Autores principais:Almeida, Margarida Martins Bartilotti
Assunto:SARS-CoV-2 COVID-19 Doenças cardiovasculares Fisiopatologia Farmacoterapia Mestrado integrado - 2021
Ano:2021
País:Portugal
Tipo de documento:dissertação de mestrado
Tipo de acesso:acesso aberto
Instituição associada:Universidade de Lisboa
Idioma:português
Origem:Repositório da Universidade de Lisboa
Descrição
Resumo:A infeção pelo novo coronavírus SARS-CoV-2 foi detetada em dezembro de 2019 na cidade de Wuhan na China, e desde então tem-se propagado pelo mundo, devido à sua rápida e descontrolada transmissão. Face ao número crescente de casos de COVID-19, a doença provocada pelo SARS-CoV-2, e tendo em conta a ameaça global que ela representava, em março de 2020 a Organização Mundial de Saúde (OMS) declarou-a oficialmente como uma pandemia. Apesar das principais manifestações clínicas da COVID-19 serem essencialmente do foro respiratório, foram reportadas em grande escala complicações cardiovasculares associadas a elevadas taxas de morbilidade e mortalidade. A entrada e patogénese do vírus na célula hospedeira depende fundamentalmente da ligação ao recetor, a enzima conversora da angiotensina 2 (ECA2) e da presença de proteases como as catepsinas B/L e Transmembrane protease serine 2 (TMPRSS2). A ECA2 regula negativamente o sistema Renina-Angiotensina-Aldosterona ao converter a Angiotensina II (Ang II), um potente vasoconstritor, em Angiotensina-1,7 (Ang[1-7]) um mediador vasodilatador. A entrada do SARS-CoV-2 no hospedeiro promove a desregulação do recetor ECA2 e consequentemente potencia o eixo ECA/Ang II/ recetor AT1 (RAT1), gerando-se alterações hemodinâmicas no organismo hospedeiro. A expressão da ECA2 nas células do miocárdio de indivíduos saudáveis, revelou ser superior nos pericitos, estando aumentada nos indivíduos com patologias cardiovasculares prévias, tais como a hipertrofia cardíaca, doença arterial coronária e hipertensão.
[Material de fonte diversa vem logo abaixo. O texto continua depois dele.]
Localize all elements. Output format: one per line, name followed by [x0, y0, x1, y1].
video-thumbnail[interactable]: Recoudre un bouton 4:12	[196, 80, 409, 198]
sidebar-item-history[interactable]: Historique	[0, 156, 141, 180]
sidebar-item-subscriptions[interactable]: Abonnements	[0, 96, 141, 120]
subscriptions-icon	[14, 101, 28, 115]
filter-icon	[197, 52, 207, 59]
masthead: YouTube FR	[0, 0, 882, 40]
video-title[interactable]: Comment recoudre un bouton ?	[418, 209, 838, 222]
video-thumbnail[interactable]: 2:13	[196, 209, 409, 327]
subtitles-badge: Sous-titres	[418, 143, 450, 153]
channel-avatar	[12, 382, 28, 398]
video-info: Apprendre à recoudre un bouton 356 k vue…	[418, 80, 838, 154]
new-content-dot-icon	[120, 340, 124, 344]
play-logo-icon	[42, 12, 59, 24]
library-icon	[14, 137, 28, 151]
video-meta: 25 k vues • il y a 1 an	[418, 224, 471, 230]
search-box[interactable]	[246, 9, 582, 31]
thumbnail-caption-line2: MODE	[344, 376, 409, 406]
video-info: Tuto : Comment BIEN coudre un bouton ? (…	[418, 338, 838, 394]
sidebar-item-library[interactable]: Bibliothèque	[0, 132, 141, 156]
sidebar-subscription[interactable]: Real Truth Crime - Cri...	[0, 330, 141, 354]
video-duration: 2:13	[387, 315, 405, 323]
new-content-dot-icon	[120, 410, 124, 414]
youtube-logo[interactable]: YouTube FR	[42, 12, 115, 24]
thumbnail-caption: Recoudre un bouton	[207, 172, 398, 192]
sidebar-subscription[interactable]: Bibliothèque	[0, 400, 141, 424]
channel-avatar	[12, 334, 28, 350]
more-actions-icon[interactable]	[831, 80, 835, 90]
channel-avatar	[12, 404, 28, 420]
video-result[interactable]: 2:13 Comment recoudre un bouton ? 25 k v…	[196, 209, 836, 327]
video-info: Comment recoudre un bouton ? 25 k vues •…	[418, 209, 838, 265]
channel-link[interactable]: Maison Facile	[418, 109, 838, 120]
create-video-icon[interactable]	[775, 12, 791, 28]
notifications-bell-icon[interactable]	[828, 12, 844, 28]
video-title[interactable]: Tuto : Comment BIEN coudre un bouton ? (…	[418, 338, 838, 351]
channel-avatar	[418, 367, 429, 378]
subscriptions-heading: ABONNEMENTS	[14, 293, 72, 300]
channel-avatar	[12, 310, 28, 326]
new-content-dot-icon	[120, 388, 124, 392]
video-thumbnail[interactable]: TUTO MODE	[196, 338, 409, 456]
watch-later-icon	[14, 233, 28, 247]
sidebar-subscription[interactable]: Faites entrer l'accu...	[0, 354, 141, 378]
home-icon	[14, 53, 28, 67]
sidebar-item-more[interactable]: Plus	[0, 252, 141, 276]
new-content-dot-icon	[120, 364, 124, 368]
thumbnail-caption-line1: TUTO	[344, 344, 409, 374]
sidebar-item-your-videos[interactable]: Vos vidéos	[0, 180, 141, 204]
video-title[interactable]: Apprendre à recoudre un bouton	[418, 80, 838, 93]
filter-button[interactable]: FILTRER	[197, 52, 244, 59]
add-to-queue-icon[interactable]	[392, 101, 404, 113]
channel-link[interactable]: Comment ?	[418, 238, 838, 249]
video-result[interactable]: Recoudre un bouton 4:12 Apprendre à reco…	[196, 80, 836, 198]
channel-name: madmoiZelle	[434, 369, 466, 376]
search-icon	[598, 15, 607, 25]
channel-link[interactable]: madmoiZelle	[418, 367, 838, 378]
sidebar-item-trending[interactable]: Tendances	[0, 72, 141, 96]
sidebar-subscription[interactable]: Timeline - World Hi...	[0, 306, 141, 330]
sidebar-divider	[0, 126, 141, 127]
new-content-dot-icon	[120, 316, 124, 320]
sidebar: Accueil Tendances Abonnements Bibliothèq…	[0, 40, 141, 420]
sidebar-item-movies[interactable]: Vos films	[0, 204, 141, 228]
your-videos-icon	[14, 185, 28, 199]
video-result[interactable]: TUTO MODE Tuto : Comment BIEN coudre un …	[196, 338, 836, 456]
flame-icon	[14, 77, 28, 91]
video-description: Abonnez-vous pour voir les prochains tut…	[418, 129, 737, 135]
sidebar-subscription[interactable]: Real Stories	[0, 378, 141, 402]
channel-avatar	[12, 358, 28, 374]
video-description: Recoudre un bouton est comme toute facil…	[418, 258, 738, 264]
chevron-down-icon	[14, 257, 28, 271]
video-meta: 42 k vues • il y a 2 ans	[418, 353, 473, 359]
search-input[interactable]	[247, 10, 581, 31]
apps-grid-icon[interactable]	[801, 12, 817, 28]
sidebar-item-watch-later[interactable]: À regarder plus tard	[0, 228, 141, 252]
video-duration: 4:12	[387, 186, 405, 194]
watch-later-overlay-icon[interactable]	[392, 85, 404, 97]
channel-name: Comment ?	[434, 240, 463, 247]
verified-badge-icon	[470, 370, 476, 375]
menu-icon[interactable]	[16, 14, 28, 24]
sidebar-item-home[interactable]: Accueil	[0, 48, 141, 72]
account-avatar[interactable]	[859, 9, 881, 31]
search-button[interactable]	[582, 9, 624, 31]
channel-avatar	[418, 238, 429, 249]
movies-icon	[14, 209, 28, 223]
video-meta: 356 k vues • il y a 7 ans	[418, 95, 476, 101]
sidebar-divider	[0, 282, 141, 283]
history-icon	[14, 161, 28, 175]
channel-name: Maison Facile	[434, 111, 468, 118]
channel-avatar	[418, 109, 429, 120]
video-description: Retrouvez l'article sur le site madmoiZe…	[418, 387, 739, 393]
A entrada do SARS-CoV-2 nas células do miocárdio provoca a lesão direta dos cardiomiócitos, o que juntamente com a resposta inflamatória desencadeada pelo organismo e a hipóxia do miocárdio favorece o desenvolvimento de várias complicações cardiovasculares nomeadamente, síndrome coronário agudo, arritmia, tromboembolismo e insuficiência cardíaca. Face ao conhecimento sobre o ciclo de vida do vírus e dos possíveis mecanismos de infeção no organismo humano têm vindo a ser investigadas várias opções farmacoterapêuticas para o tratamento da doença COVID-19, realçando-se ensaios clínicos com análogos nucleotídeos, inibidores de proteases, inibidores da fusão da membrana, anticorpos monoclonais e terapêutica anti-inflamatória.